High mortality and morbidity rates associated with ST-elevation myocardial infarction (STEMI) and post-STEMI heart failure (HF) necessitate proper risk stratification for coronary artery disease (CAD). A prediction model that combines specificity and convenience is highly required. This study aimed to design a monocyte-based gene assay for predicting STEMI and post-STEMI HF. A total of 1,956 monocyte expression profiles and corresponding clinical data were integrated from multiple sources. Meta-results were obtained through the weighted gene co-expression network analysis (WGCNA) and differential analysis to identify characteristic genes for STEMI. Machine learning models based on the decision tree (DT), support vector machine (SVM), and random forest (RF) algorithms were trained and validated.
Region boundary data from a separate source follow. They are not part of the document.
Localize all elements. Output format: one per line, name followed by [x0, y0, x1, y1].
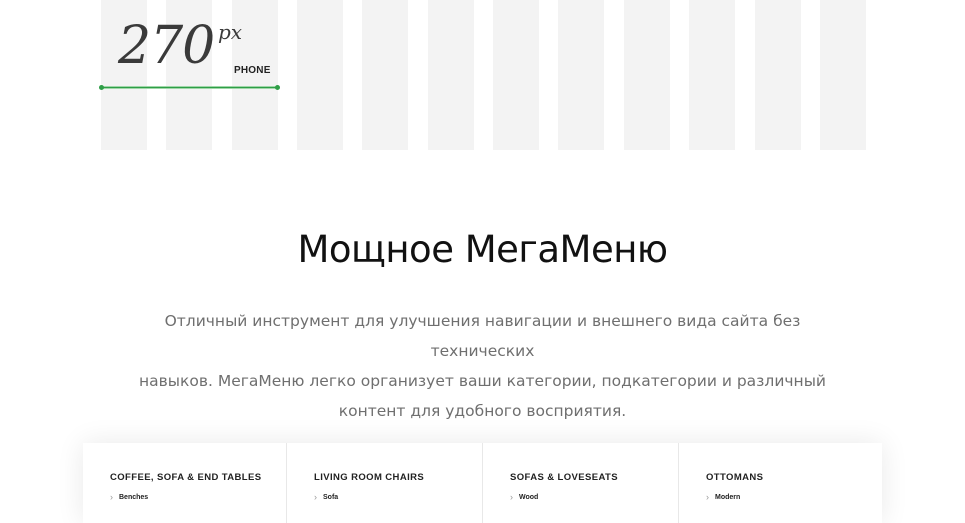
grid-column: [755, 0, 801, 150]
grid-column: [428, 0, 474, 150]
measure-end-dot: [275, 85, 280, 90]
section-title: Мощное МегаМеню: [297, 228, 668, 271]
description-line: навыков. МегаМеню легко организует ваши …: [138, 372, 827, 390]
mega-menu-item-label: Benches: [119, 493, 149, 501]
mega-menu-column: LIVING ROOM CHAIRS › Sofa: [286, 443, 483, 523]
mega-menu-item[interactable]: › Benches: [110, 492, 261, 502]
grid-column: [689, 0, 735, 150]
column-grid-illustration: 270 px PHONE: [0, 0, 965, 150]
grid-column: [493, 0, 539, 150]
grid-column: [820, 0, 866, 150]
breakpoint-device-label: PHONE: [234, 65, 271, 76]
breakpoint-unit: px: [218, 20, 243, 44]
chevron-right-icon: ›: [314, 492, 317, 502]
mega-menu-preview: COFFEE, SOFA & END TABLES › Benches LIVI…: [83, 443, 882, 523]
mega-menu-heading[interactable]: COFFEE, SOFA & END TABLES: [110, 472, 261, 483]
mega-menu-heading[interactable]: SOFAS & LOVESEATS: [510, 472, 618, 483]
description-line: контент для удобного восприятия.: [338, 402, 627, 420]
mega-menu-column: SOFAS & LOVESEATS › Wood: [482, 443, 679, 523]
mega-menu-heading[interactable]: LIVING ROOM CHAIRS: [314, 472, 424, 483]
mega-menu-item[interactable]: › Sofa: [314, 492, 424, 502]
mega-menu-column: OTTOMANS › Modern: [678, 443, 883, 523]
mega-menu-heading[interactable]: OTTOMANS: [706, 472, 763, 483]
measure-start-dot: [99, 85, 104, 90]
grid-column: [624, 0, 670, 150]
chevron-right-icon: ›: [110, 492, 113, 502]
chevron-right-icon: ›: [510, 492, 513, 502]
grid-column: [297, 0, 343, 150]
chevron-right-icon: ›: [706, 492, 709, 502]
mega-menu-item-label: Modern: [715, 493, 741, 501]
breakpoint-measure-line: [101, 86, 277, 89]
mega-menu-item-label: Wood: [519, 493, 539, 501]
description-line: Отличный инструмент для улучшения навига…: [164, 312, 801, 360]
grid-column: [362, 0, 408, 150]
section-description: Отличный инструмент для улучшения навига…: [130, 306, 835, 426]
mega-menu-item[interactable]: › Wood: [510, 492, 618, 502]
grid-column: [558, 0, 604, 150]
breakpoint-width-value: 270: [118, 16, 215, 76]
mega-menu-column: COFFEE, SOFA & END TABLES › Benches: [83, 443, 286, 523]
mega-menu-item-label: Sofa: [323, 493, 339, 501]
mega-menu-item[interactable]: › Modern: [706, 492, 763, 502]
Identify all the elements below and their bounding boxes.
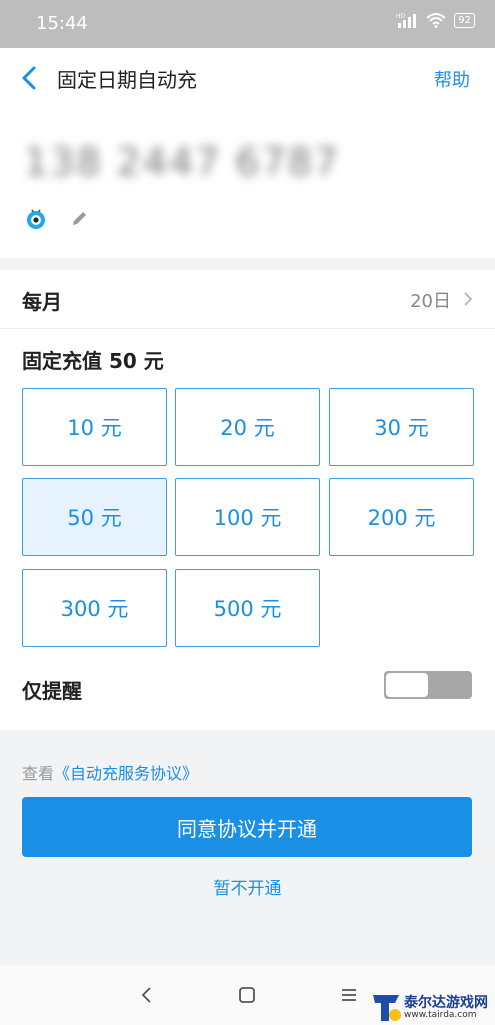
amount-option[interactable]: 200 元: [329, 478, 474, 556]
nav-back-icon[interactable]: [135, 983, 159, 1007]
phone-number: 138 2447 6787: [24, 140, 341, 184]
amount-option[interactable]: 30 元: [329, 388, 474, 466]
battery-icon: 92: [454, 12, 475, 28]
schedule-value: 20日: [410, 291, 451, 312]
chevron-right-icon: [464, 292, 473, 306]
watermark-name: 泰尔达游戏网: [404, 995, 488, 1011]
amount-option[interactable]: 100 元: [175, 478, 320, 556]
toggle-knob: [386, 673, 428, 697]
amount-option[interactable]: 300 元: [22, 569, 167, 647]
mascot-eye-icon: [27, 209, 45, 229]
schedule-row[interactable]: 每月 20日: [0, 270, 495, 329]
agreement-text: 查看《自动充服务协议》: [22, 760, 198, 784]
amount-option[interactable]: 20 元: [175, 388, 320, 466]
agreement-link[interactable]: 《自动充服务协议》: [54, 764, 198, 783]
help-button[interactable]: 帮助: [434, 66, 470, 92]
amount-title: 固定充值 50 元: [22, 349, 164, 373]
signal-icon: HD: [396, 13, 417, 28]
pencil-icon[interactable]: [70, 208, 90, 228]
remind-only-toggle[interactable]: [384, 671, 472, 699]
amount-option-selected[interactable]: 50 元: [22, 478, 167, 556]
page-title: 固定日期自动充: [57, 68, 197, 92]
amount-option[interactable]: 500 元: [175, 569, 320, 647]
chevron-left-icon[interactable]: [18, 62, 42, 94]
nav-menu-icon[interactable]: [337, 983, 361, 1007]
agree-and-activate-button[interactable]: 同意协议并开通: [22, 797, 472, 857]
not-now-link[interactable]: 暂不开通: [0, 874, 495, 899]
status-bar: 15:44 HD 92: [0, 0, 495, 48]
agreement-prefix: 查看: [22, 764, 55, 783]
signal-hd-label: HD: [396, 13, 406, 20]
amount-option[interactable]: 10 元: [22, 388, 167, 466]
status-icons: HD 92: [396, 12, 475, 28]
schedule-label: 每月: [22, 290, 62, 314]
remind-only-label: 仅提醒: [22, 679, 82, 703]
watermark-url: www.tairda.com: [404, 1010, 477, 1020]
status-time: 15:44: [36, 13, 88, 34]
section-divider: [0, 258, 495, 270]
nav-home-icon[interactable]: [235, 983, 259, 1007]
wifi-icon: [426, 13, 446, 28]
app-bar: 固定日期自动充 帮助: [0, 48, 495, 108]
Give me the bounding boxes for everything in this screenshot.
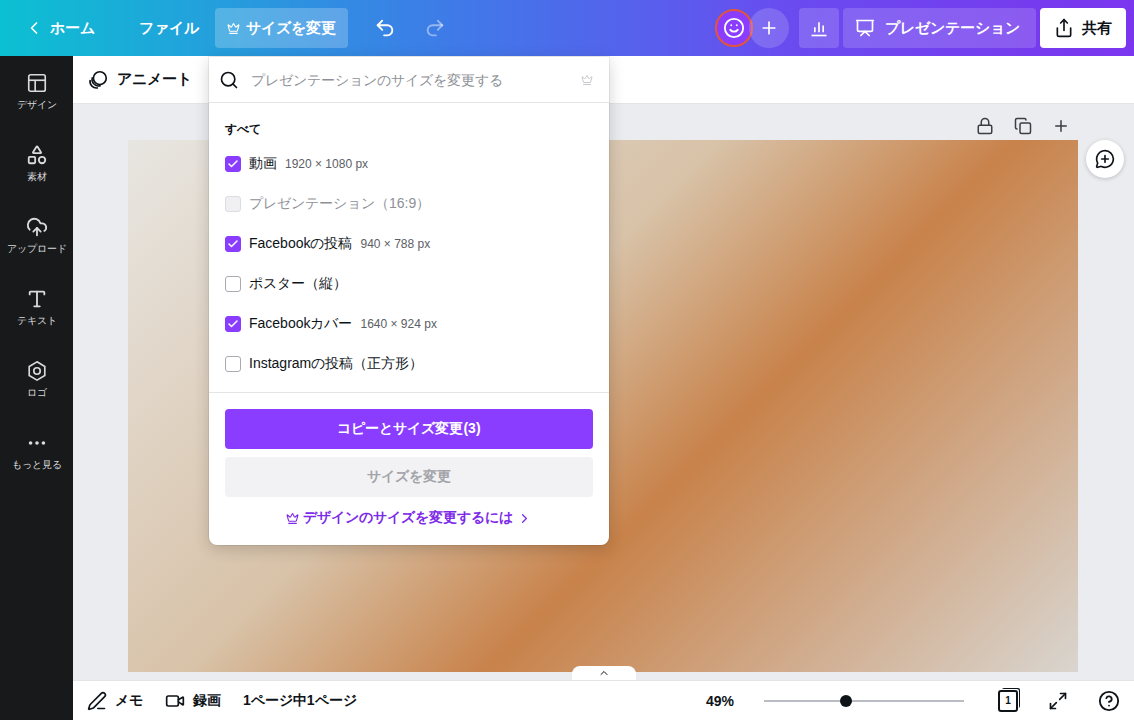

Five genes overlapped and were subjected to the model proposal. The discriminative performance of the DT model outperformed the other two methods. The established four-gene panel (HLA-J, CFP, STX11, and NFYC) could discriminate STEMI and HF with an area under the curve (AUC) of 0.86 or above. In the gene set enrichment analysis (GSEA), several cardiac pathogenesis pathways and cardiovascular disorder signatures showed statistically significant, concordant differences between subjects with high and low expression levels of the four-gene panel, affirming the validity of the established model. In conclusion, we have developed and validated a model that offers the hope for accurately predicting the risk of STEMI and HF, leading to optimal risk stratification and personalized management of CAD, thereby improving individual outcomes.